While this may provide GWS with a larger fan-base, it is unlikely that many fans from Sydney will travel to Canberra (and vice versa), given that GWS’s primary home venue is almost 300 kilometres from Manuka Oval.
The fourth home venue, Blacktown Olympic Park, while it was the home ground for GWS in 2011 when they were playing in the North East Australian Football League (NEAFL), will only be a stop-gap home while renovation work on Skoda Stadium is finished.
Sports fandom is often compared to religion, and one of the key aspects of this is the place of worship, in the case the stadium. The stadium becomes a sacred place where fans feel a connection to their team and those around them.
It becomes a place of pilgrimage and fans will revisit the site of significant moments in the team’s history and further develop their bond with the team.

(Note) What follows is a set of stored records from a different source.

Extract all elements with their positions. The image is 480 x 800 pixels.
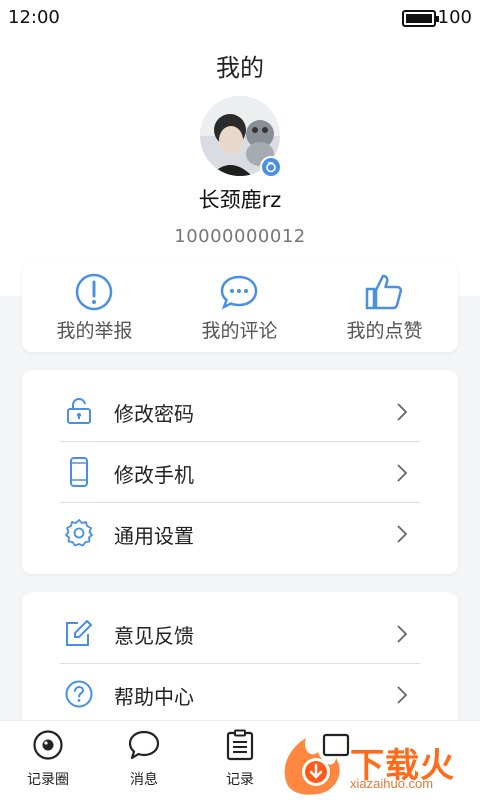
- edit-icon: [66, 620, 92, 646]
- help-center-item[interactable]: 帮助中心: [60, 664, 420, 726]
- my-comments-button[interactable]: 我的评论: [167, 262, 312, 352]
- my-likes-label: 我的点赞: [346, 320, 423, 342]
- chevron-right-icon: [397, 686, 408, 704]
- my-reports-label: 我的举报: [56, 320, 133, 342]
- help-center-label: 帮助中心: [114, 685, 194, 709]
- change-password-label: 修改密码: [114, 402, 194, 426]
- battery-icon: [402, 10, 439, 27]
- my-likes-button[interactable]: 我的点赞: [312, 262, 457, 352]
- general-settings-item[interactable]: 通用设置: [60, 503, 420, 565]
- quick-actions-card: 我的举报 我的评论 我的点赞: [22, 262, 458, 352]
- comment-icon: [220, 275, 258, 310]
- alert-icon: [75, 273, 113, 311]
- help-icon: [65, 680, 93, 708]
- tab-records-label: 记录: [226, 772, 254, 788]
- tab-record-circle-label: 记录圈: [27, 772, 69, 788]
- status-bar: 12:00 100: [0, 0, 480, 36]
- tab-messages-label: 消息: [130, 772, 158, 788]
- general-settings-label: 通用设置: [114, 524, 194, 548]
- status-time: 12:00: [8, 7, 60, 28]
- chevron-right-icon: [397, 464, 408, 482]
- battery-level: 100: [437, 7, 472, 28]
- watermark-url: xiazaihuo.com: [350, 776, 434, 791]
- message-icon: [128, 730, 160, 760]
- eye-icon: [33, 730, 63, 760]
- change-password-item[interactable]: 修改密码: [60, 381, 420, 443]
- tab-records[interactable]: 记录: [192, 721, 288, 800]
- user-id: 10000000012: [174, 226, 306, 247]
- phone-icon: [70, 457, 88, 487]
- chevron-right-icon: [397, 525, 408, 543]
- tab-record-circle[interactable]: 记录圈: [0, 721, 96, 800]
- thumbs-up-icon: [365, 274, 403, 310]
- gear-icon: [65, 519, 93, 547]
- chevron-right-icon: [397, 403, 408, 421]
- my-comments-label: 我的评论: [201, 320, 278, 342]
- page-title: 我的: [216, 54, 264, 82]
- change-phone-item[interactable]: 修改手机: [60, 442, 420, 504]
- avatar-edit-badge[interactable]: [260, 156, 282, 178]
- my-reports-button[interactable]: 我的举报: [22, 262, 167, 352]
- feedback-label: 意见反馈: [114, 624, 194, 648]
- chevron-right-icon: [397, 625, 408, 643]
- feedback-item[interactable]: 意见反馈: [60, 603, 420, 665]
- change-phone-label: 修改手机: [114, 463, 194, 487]
- account-settings-card: 修改密码 修改手机 通用设置: [22, 370, 458, 574]
- user-name: 长颈鹿rz: [198, 188, 282, 212]
- lock-icon: [67, 397, 91, 424]
- clipboard-icon: [226, 729, 254, 761]
- tab-messages[interactable]: 消息: [96, 721, 192, 800]
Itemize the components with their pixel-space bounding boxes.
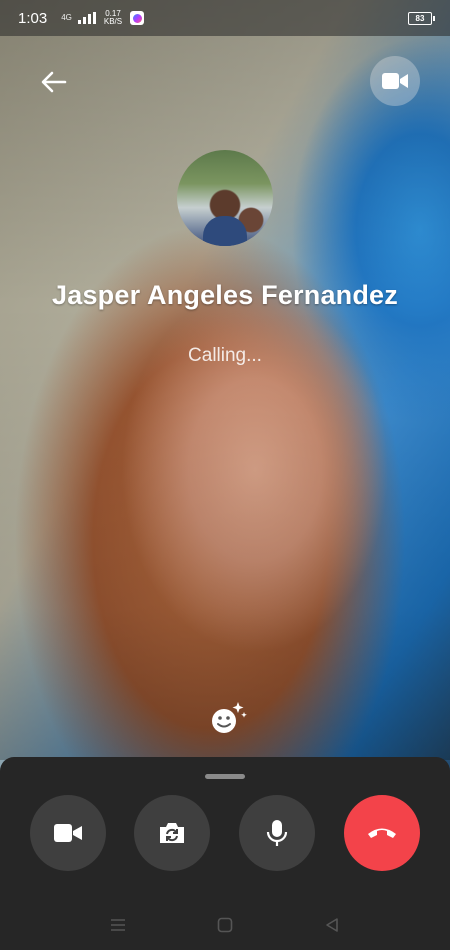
end-call-icon [368,828,396,838]
microphone-icon [266,820,288,846]
end-call-button[interactable] [344,795,420,871]
arrow-left-icon [41,71,67,93]
status-time: 1:03 [18,9,48,27]
camera-flip-icon [160,823,184,843]
system-nav-bar [0,900,450,950]
nav-back-button[interactable] [321,914,343,936]
caller-name: Jasper Angeles Fernandez [52,280,398,310]
mute-button[interactable] [239,795,315,871]
signal-icon [77,12,96,24]
back-button[interactable] [34,62,74,102]
status-bar: 1:03 4G 0.17 KB/S 83 [0,0,450,36]
network-speed: 0.17 KB/S [104,10,122,26]
battery-icon: 83 [408,12,435,25]
toggle-video-button[interactable] [370,56,420,106]
caller-avatar [177,150,273,246]
video-camera-icon [54,824,82,842]
home-icon [217,917,233,933]
back-triangle-icon [326,918,338,932]
messenger-icon [130,11,145,25]
flip-camera-button[interactable] [134,795,210,871]
drag-handle[interactable] [205,774,245,779]
nav-menu-button[interactable] [107,914,129,936]
video-camera-icon [382,73,408,89]
smiley-sparkle-icon [212,702,247,733]
call-status: Calling... [188,345,262,366]
menu-icon [111,919,125,931]
nav-home-button[interactable] [214,914,236,936]
video-button[interactable] [30,795,106,871]
network-type: 4G [61,13,72,22]
effects-button[interactable] [205,696,249,740]
network-speed-unit: KB/S [103,17,123,26]
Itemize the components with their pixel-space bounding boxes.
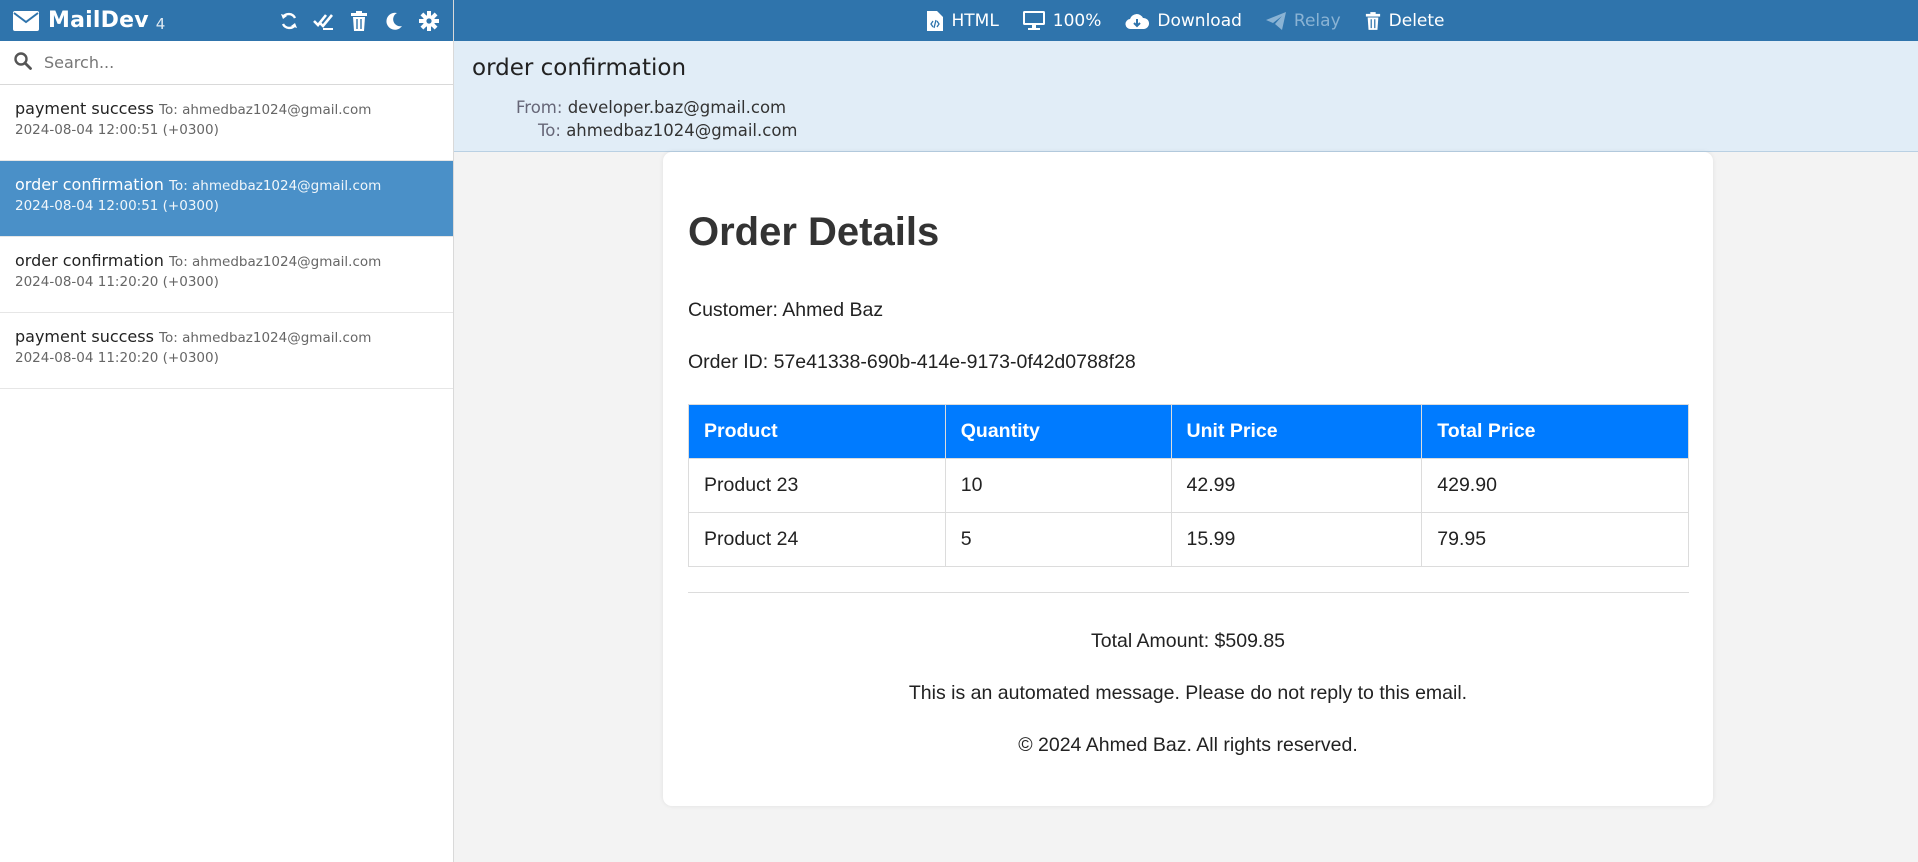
table-cell: 42.99 [1170,458,1423,513]
automated-notice: This is an automated message. Please do … [908,682,1468,704]
paper-plane-icon [1265,11,1286,30]
code-file-icon [927,10,944,31]
table-cell: Product 24 [688,512,946,567]
column-header: Unit Price [1170,404,1423,459]
order-items-table: Product Quantity Unit Price Total Price … [688,404,1689,567]
table-cell: 15.99 [1170,512,1423,567]
table-cell: 79.95 [1421,512,1689,567]
column-header: Product [688,404,946,459]
mail-list-item-selected[interactable]: order confirmation To: ahmedbaz1024@gmai… [0,161,453,237]
table-cell: 5 [944,512,1172,567]
table-row: Product 24 5 15.99 79.95 [688,512,1689,567]
table-cell: Product 23 [688,458,946,513]
divider [688,592,1689,593]
envelope-icon [13,10,39,31]
download-button[interactable]: Download [1125,11,1242,31]
mail-header: order confirmation From: developer.baz@g… [454,41,1918,152]
mail-date: 2024-08-04 12:00:51 (+0300) [15,122,219,138]
refresh-icon[interactable] [277,9,301,33]
to-address: ahmedbaz1024@gmail.com [566,121,798,140]
trash-icon [1365,11,1380,30]
mail-subject-title: order confirmation [472,55,687,81]
zoom-button[interactable]: 100% [1022,10,1102,31]
table-cell: 429.90 [1421,458,1689,513]
delete-label: Delete [1388,10,1445,31]
customer-line: Customer: Ahmed Baz [688,299,884,321]
html-label: HTML [951,10,999,31]
mail-recipient: To: ahmedbaz1024@gmail.com [159,102,372,118]
message-count: 4 [155,14,166,33]
relay-label: Relay [1293,10,1341,31]
monitor-icon [1022,11,1045,30]
total-amount: Total Amount: $509.85 [1090,630,1286,652]
table-cell: 10 [944,458,1172,513]
zoom-label: 100% [1052,10,1102,31]
relay-button[interactable]: Relay [1265,10,1341,31]
from-address: developer.baz@gmail.com [567,98,787,117]
table-row: Product 23 10 42.99 429.90 [688,458,1689,513]
download-label: Download [1157,10,1242,31]
mail-from: From: developer.baz@gmail.com [516,98,786,117]
delete-button[interactable]: Delete [1365,11,1445,31]
column-header: Quantity [944,404,1172,459]
html-view-button[interactable]: HTML [927,10,999,31]
table-header-row: Product Quantity Unit Price Total Price [688,404,1689,459]
mail-recipient: To: ahmedbaz1024@gmail.com [168,178,382,194]
mail-list-item[interactable]: order confirmation To: ahmedbaz1024@gmai… [0,237,453,313]
moon-icon[interactable] [382,9,406,33]
mail-date: 2024-08-04 11:20:20 (+0300) [15,274,219,290]
mail-to: To: ahmedbaz1024@gmail.com [538,121,798,140]
search-bar [0,41,453,85]
mail-date: 2024-08-04 12:00:51 (+0300) [15,198,219,214]
message-toolbar: HTML 100% Download Relay Delete [454,0,1918,41]
from-label: From: [516,98,563,117]
copyright: © 2024 Ahmed Baz. All rights reserved. [1018,734,1358,756]
to-label: To: [538,121,561,140]
mail-date: 2024-08-04 11:20:20 (+0300) [15,350,219,366]
sidebar: MailDev 4 payment succes [0,0,454,862]
order-details-title: Order Details [688,210,940,254]
sidebar-header: MailDev 4 [0,0,453,41]
mail-recipient: To: ahmedbaz1024@gmail.com [168,254,382,270]
order-id-line: Order ID: 57e41338-690b-414e-9173-0f42d0… [688,351,1136,373]
mail-list-item[interactable]: payment success To: ahmedbaz1024@gmail.c… [0,85,453,161]
search-icon [14,51,32,74]
app-name: MailDev [48,8,149,33]
mail-recipient: To: ahmedbaz1024@gmail.com [159,330,372,346]
mark-all-read-icon[interactable] [312,9,336,33]
cloud-download-icon [1125,13,1150,29]
trash-icon[interactable] [347,9,371,33]
mail-subject: payment success [15,327,154,346]
search-input[interactable] [42,52,426,73]
mail-list: payment success To: ahmedbaz1024@gmail.c… [0,85,453,389]
gear-icon[interactable] [417,9,441,33]
mail-subject: order confirmation [15,175,164,194]
email-body-card: Order Details Customer: Ahmed Baz Order … [663,152,1713,806]
mail-subject: payment success [15,99,154,118]
mail-subject: order confirmation [15,251,164,270]
mail-list-item[interactable]: payment success To: ahmedbaz1024@gmail.c… [0,313,453,389]
column-header: Total Price [1421,404,1689,459]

In addition to the place of worship, another aspect of religious veneration is the use of iconography in the form of statues and other religious paraphernalia to honour the significant figures within the religion.
In the case of sports worship it is common for this veneration to include the erection of statues of players, images of current or past teams, or the naming of parts of the ground after significant individuals.
Without one designated home venue it will be more difficult for GWS to develop a sacred site, and to develop the levels of identification that their fans are supposed to feel. Given the lack of ground ownership, it will be difficult for GWS to personalise a ground in this manner.
It remains to be seen if the nomadic lifestyle of GWS in its start-up years will impact on either their on-field and off-field success.